Wednesday, July 20, 2011

Looking back, Looking ahead

Forty-two years ago today, when I was 11 years old, our family was gathered around the TV,  transfixed like billions of others by the crude, flickering images of the first human footsteps on another world. Weeks before, I'd seen the monstrous Saturn V, the largest and most powerful launcher ever built, gleaming in the intense beams of powerful searchlights as it waited for it's date with history. Only few days earlier I'd watched the beginning of Mankind's greatest adventure as Apollo 11 ascended on a pillar of fire, smoke and thunder. While Neil and Buzz made their first tentative steps on the Moon, I was already dreaming of where we would go next.
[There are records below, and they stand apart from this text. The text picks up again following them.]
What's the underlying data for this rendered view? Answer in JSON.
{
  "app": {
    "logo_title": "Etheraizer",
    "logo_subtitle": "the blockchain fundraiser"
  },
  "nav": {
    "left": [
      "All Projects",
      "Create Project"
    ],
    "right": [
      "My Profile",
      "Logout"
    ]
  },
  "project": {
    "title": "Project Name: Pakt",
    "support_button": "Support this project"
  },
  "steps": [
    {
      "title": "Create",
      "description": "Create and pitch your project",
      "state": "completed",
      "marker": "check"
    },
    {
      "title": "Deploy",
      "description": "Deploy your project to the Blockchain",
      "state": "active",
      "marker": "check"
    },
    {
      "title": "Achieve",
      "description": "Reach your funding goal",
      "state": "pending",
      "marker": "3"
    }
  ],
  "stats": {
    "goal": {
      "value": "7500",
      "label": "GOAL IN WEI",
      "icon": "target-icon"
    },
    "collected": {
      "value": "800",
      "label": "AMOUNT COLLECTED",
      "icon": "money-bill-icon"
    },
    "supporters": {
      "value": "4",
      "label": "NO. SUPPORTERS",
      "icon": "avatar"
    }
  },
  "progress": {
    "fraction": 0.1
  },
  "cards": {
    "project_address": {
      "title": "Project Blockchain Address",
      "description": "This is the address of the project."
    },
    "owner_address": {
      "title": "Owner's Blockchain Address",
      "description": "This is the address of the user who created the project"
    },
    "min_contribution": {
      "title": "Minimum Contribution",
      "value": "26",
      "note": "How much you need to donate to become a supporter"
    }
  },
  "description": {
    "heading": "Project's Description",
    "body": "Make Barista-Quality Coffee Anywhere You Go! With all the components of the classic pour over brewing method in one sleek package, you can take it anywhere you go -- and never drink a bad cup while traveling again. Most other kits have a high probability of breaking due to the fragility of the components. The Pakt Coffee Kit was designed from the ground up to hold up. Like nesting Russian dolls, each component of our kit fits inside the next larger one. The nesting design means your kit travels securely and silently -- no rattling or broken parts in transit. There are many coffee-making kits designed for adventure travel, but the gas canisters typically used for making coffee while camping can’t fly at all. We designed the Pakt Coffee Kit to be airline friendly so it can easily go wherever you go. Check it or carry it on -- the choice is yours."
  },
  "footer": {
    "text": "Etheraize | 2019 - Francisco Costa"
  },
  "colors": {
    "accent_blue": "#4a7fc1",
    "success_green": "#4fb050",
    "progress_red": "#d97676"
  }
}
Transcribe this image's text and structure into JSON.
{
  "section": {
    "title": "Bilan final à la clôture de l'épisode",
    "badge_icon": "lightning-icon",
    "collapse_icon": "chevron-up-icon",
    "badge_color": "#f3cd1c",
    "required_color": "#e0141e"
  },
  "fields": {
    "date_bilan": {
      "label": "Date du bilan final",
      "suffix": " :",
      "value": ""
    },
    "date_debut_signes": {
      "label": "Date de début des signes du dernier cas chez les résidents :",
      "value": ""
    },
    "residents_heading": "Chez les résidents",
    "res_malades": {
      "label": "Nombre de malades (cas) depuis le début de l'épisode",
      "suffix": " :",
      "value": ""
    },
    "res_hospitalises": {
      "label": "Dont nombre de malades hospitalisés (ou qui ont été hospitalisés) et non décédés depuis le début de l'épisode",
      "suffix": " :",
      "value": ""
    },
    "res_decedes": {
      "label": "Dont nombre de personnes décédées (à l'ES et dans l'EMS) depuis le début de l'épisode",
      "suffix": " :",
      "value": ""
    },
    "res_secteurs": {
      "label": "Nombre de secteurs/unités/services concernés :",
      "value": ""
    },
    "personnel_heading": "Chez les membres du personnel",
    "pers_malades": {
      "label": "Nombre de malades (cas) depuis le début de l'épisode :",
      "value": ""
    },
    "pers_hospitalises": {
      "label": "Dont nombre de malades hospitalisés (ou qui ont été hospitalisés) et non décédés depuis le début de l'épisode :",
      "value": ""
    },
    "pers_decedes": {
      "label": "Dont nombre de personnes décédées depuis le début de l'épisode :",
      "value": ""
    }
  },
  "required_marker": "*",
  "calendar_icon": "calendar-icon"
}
I would have never believed back then that after a few more lunar voyages, we we would abandon the Moon and spend the next 40 years in Low Earth Orbit. No lunar bases, no expeditions to Mars. No expansion of human experience into the solar system. Progress has been made, but we're still in Earth orbit. We've learned how to conduct long-duration spaceflight; how to assemble and maintain large structures in space; how to coordinate major projects with international partners. Although these achievements are laudable and will be invaluable when we at last journey into deep space, they've delayed our destiny. The time has come to leave Earth again. This is now NASA's stated goal, and I hope I live to see it again.